NORD CANADIEN
Le Nord canadien est une vaste région qui dépasse les trois entités administratives que sont le Yukon, les Territoires du Nord-Ouest et le Nunavut. De prime abord, il faut distinguer la partie située au nord du cercle arctique, désignée comme le Grand Nord, et celle du Moyen Nord – soit la zone de transition entre la forêt boréale et le cercle arctique, qui varie en fonction des spécificités morphologiques et climatiques. La région est riche en gisements minéraux, en particulier de diamant, d’or, d’argent, d’uranium, de terres rares, de fer, de zinc et de cuivre. Les ressources gazières et pétrolières sont également importantes. Les activités extractives dans le Nord sont donc un moteur clé de l’économie canadienne car leurs retombées stimulent la croissance d’autres secteurs. Toutefois, les populations locales subissent les impacts négatifs de ces activités qui transforment le paysage et fragilisent les écosystèmes. Le maintien d’un équilibre entre les impacts locaux sur l’environnement et les bénéfices du développement sur l’économie constitue sans doute le plus grand défi de la région.

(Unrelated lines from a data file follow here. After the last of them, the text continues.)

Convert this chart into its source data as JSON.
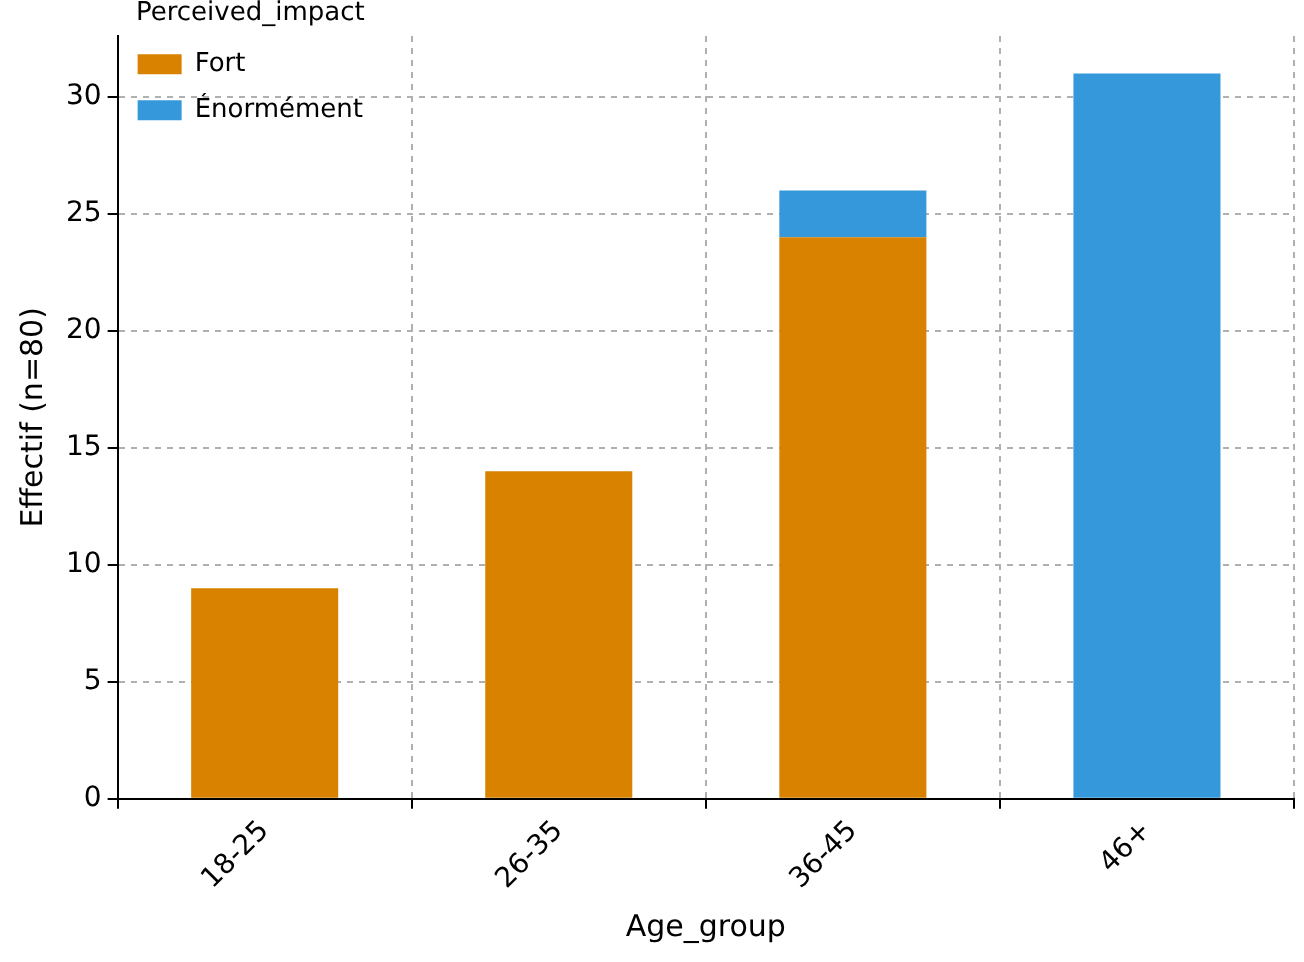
{
  "chart_data": {
    "type": "bar",
    "stacked": true,
    "xlabel": "Age_group",
    "ylabel": "Effectif (n=80)",
    "legend_title": "Perceived_impact",
    "legend": "top left",
    "grid": true,
    "categories": [
      "18-25",
      "26-35",
      "36-45",
      "46+"
    ],
    "series": [
      {
        "name": "Fort",
        "color": "#d98200",
        "values": [
          9,
          14,
          24,
          null
        ]
      },
      {
        "name": "Énormément",
        "color": "#3498db",
        "values": [
          null,
          null,
          2,
          31
        ]
      }
    ],
    "ylim": [
      0,
      32.6
    ],
    "yticks": [
      0,
      5,
      10,
      15,
      20,
      25,
      30
    ]
  }
}
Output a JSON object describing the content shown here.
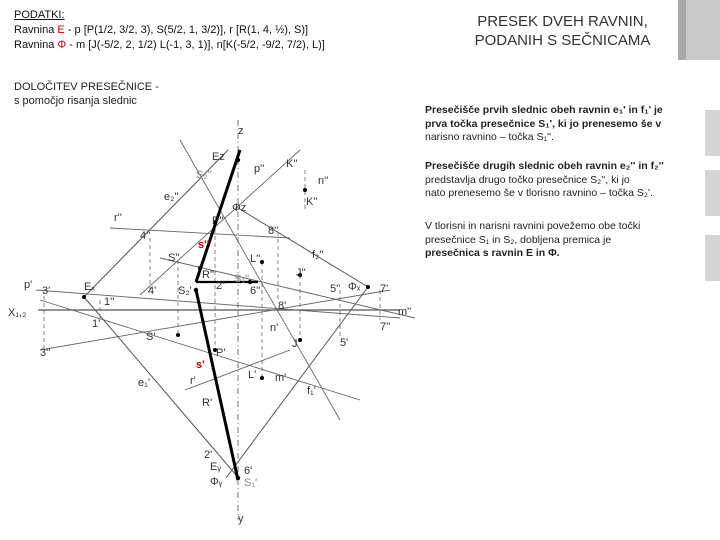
{
  "header": {
    "title_line1": "PRESEK DVEH RAVNIN,",
    "title_line2": "PODANIH S SEČNICAMA"
  },
  "data_block": {
    "heading": "PODATKI:",
    "line1_prefix": "Ravnina ",
    "line1_name": "E",
    "line1_rest": " - p [P(1/2, 3/2, 3), S(5/2, 1, 3/2)], r [R(1, 4, ½), S)]",
    "line2_prefix": "Ravnina ",
    "line2_name": "Φ",
    "line2_rest": " - m [J(-5/2, 2, 1/2) L(-1, 3, 1)], n[K(-5/2, -9/2, 7/2), L)]"
  },
  "method": {
    "line1": "DOLOČITEV PRESEČNICE -",
    "line2": "s pomočjo risanja slednic"
  },
  "info": {
    "p1_a": "Presečišče prvih slednic obeh ravnin e₁' in f₁' je",
    "p1_b": "prva točka presečnice S₁', ki jo prenesemo še v",
    "p1_c": "narisno ravnino – točka S₁''.",
    "p2_a": "Presečišče drugih slednic obeh ravnin e₂'' in f₂''",
    "p2_b": "predstavlja drugo točko presečnice S₂'', ki jo",
    "p2_c": "nato prenesemo še v tlorisno ravnino – točka S₂'.",
    "p3_a": "V tlorisni in narisni ravnini povežemo obe točki",
    "p3_b": "presečnice S₁ in S₂, dobljena premica je",
    "p3_c": "presečnica s ravnin E in Φ."
  },
  "labels": {
    "z": "z",
    "y": "y",
    "x12": "X₁,₂",
    "Ez": "Eᴢ",
    "S2pp": "S₂''",
    "pp": "p''",
    "Kpp": "K''",
    "npp": "n''",
    "Kpp2": "K''",
    "e2pp": "e₂''",
    "Phiz": "Φᴢ",
    "Ppp": "P''",
    "rpp": "r''",
    "8pp": "8''",
    "4pp": "4''",
    "spp": "s''",
    "Spp": "S''",
    "Lpp": "L''",
    "f2pp": "f₂''",
    "Rpp": "R''",
    "Jpp": "J''",
    "ppr": "p'",
    "3p": "3'",
    "Ex": "Eₓ",
    "4p": "4'",
    "S2p": "S₂'",
    "2pp": "2''",
    "S1pp": "S₁''",
    "6pp": "6''",
    "5pp": "5''",
    "Phix": "Φₓ",
    "7p": "7'",
    "1pp": "1''",
    "8p": "8'",
    "mpp": "m''",
    "1p": "1'",
    "np": "n'",
    "7pp": "7''",
    "Sp": "S'",
    "Jp": "J'",
    "5p": "5'",
    "3pp": "3''",
    "Pp": "P'",
    "sp": "s'",
    "e1p": "e₁'",
    "rp": "r'",
    "Lp": "L'",
    "mp": "m'",
    "f1p": "f₁'",
    "Rp": "R'",
    "2p": "2'",
    "Ey": "Eᵧ",
    "Phiy": "Φᵧ",
    "6p": "6'",
    "S1p": "S₁'"
  },
  "colors": {
    "accent": "#c9c9c9",
    "highlight": "#c00000",
    "line": "#555555",
    "bold_line": "#000000"
  }
}
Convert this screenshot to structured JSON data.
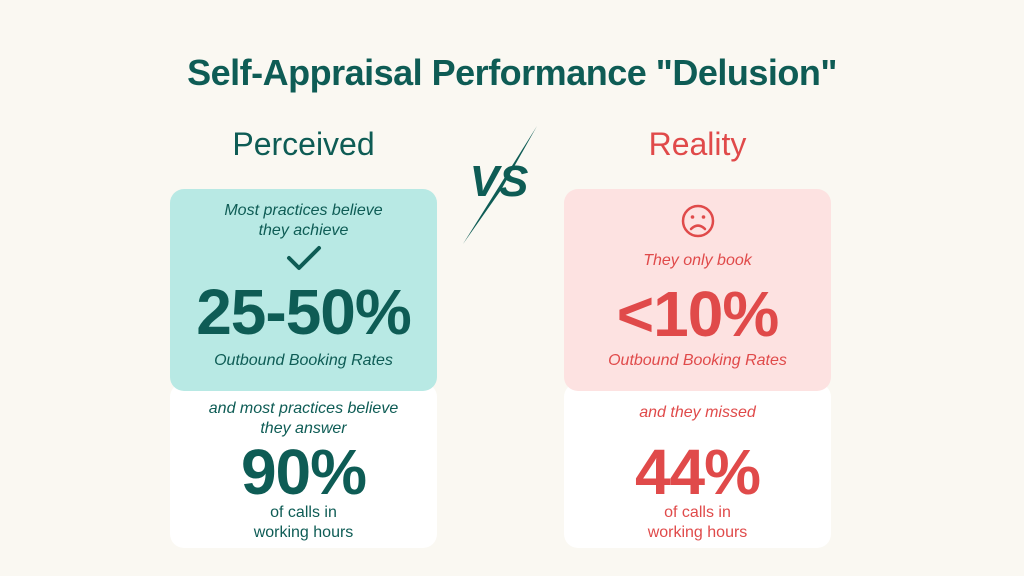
{
  "title": "Self-Appraisal Performance \"Delusion\"",
  "vs_label": "VS",
  "perceived": {
    "heading": "Perceived",
    "top_intro": "Most practices believe they achieve",
    "top_value": "25-50%",
    "top_caption": "Outbound Booking Rates",
    "bottom_intro": "and most practices believe they answer",
    "bottom_value": "90%",
    "bottom_caption": "of calls in working hours",
    "check_icon": "check-icon"
  },
  "reality": {
    "heading": "Reality",
    "top_intro": "They only book",
    "top_value": "<10%",
    "top_caption": "Outbound Booking Rates",
    "bottom_intro": "and they missed",
    "bottom_value": "44%",
    "bottom_caption": "of calls in working hours",
    "sad_icon": "sad-face-icon"
  },
  "colors": {
    "background": "#faf8f2",
    "teal": "#0e5c55",
    "teal_card": "#b8e9e4",
    "red": "#e04a4a",
    "red_card": "#fde2e1"
  }
}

Ce défi est exacerbé par la crise environnementale et le réchauffement climatique, sans oublier la question des dynamiques discursives qui sont hautement structurantes pour le Nord canadien. Ce dernier, en plus d’être un espace physique, constitue un espace imaginaire longtemps appréhendé à partir du Sud et dans le cadre d’interactions néocoloniales. Ainsi, sa perception peine à se défaire d’un certain « norientalisme », de l’idée d’un Nord qui ne serait qu’une création du Sud (Desbiens, 2015, en référence à Edward Saïd, 1978), ce qui l’enferme dans une logique binaire. Toutefois, cette perception est de plus en plus remise en question. Loin d’être un « désert de glace » qui n’existerait que pour la conquête par les explorateurs, missionnaires, prospecteurs et chefs d’État, le Nord est un espace intime, vivant, abondant pour les peuples autochtones qui l’ont humanisé depuis de nombreuses générations (Collignon, 1996 ; Dorais, 2008 ; Makivik, 2013).
En 1975, le géographe québécois Louis-Edmond Hamelin tentait de saisir la complexité des interactions entre les dynamiques matérielles et discursives du Nord avec un simple mot : la « nordicité ». Hautement pragmatique, ce néologisme désignait le « niveau polaire dans l’hémisphère boréal » ; ce dernier était mesuré par l’indice « VAPO » (pour « valeur polaire », Hamelin, 1975). Mais la nordicité désigne aussi un ensemble de perspectives mentales et de modes de connaissance sur cette région. Dans son ouvrage Canada and the Idea of North (2002), Sherrill Grace partait des travaux de Hamelin pour explorer la formation conjointe d’un espace et d’une identité nationale canadiens à travers les manières de penser et de représenter cette aire géographique, pourtant aussi diversifiée que les populations qui l’habitent. La construction idéelle du Nord canadien serait donc un système culturel et politique travaillé par les arts et les institutions gouvernementales au Canada méridional : ainsi, la culture non-autochtone du Sud imposerait ses propres représentations du Nord. Pour sortir de cette appropriation par le Sud, il faut replacer au premier plan les points de vue des cultures autochtone et inuit sur leur propre espace (Chartier, 2008).
Dans cette optique, il serait plus juste de parler non pas « du Nord » mais « des Nords » canadiens, tant les modes d’appréhension de cette réalité sont multiples. Du point de vue de la géographie régionale, le Nord est divisé en six territoires. À l’ouest, le Yukon et les Territoires du Nord-Ouest comportent, outre des Inuit, des peuples des Premières Nations (Gwich'in, Dénés, Métis du Sahtu, Dehcho, Tlichos, Akaitcho). Les quatre autres, l’Inuvialuit, le Nunavut, le Nunavik[...]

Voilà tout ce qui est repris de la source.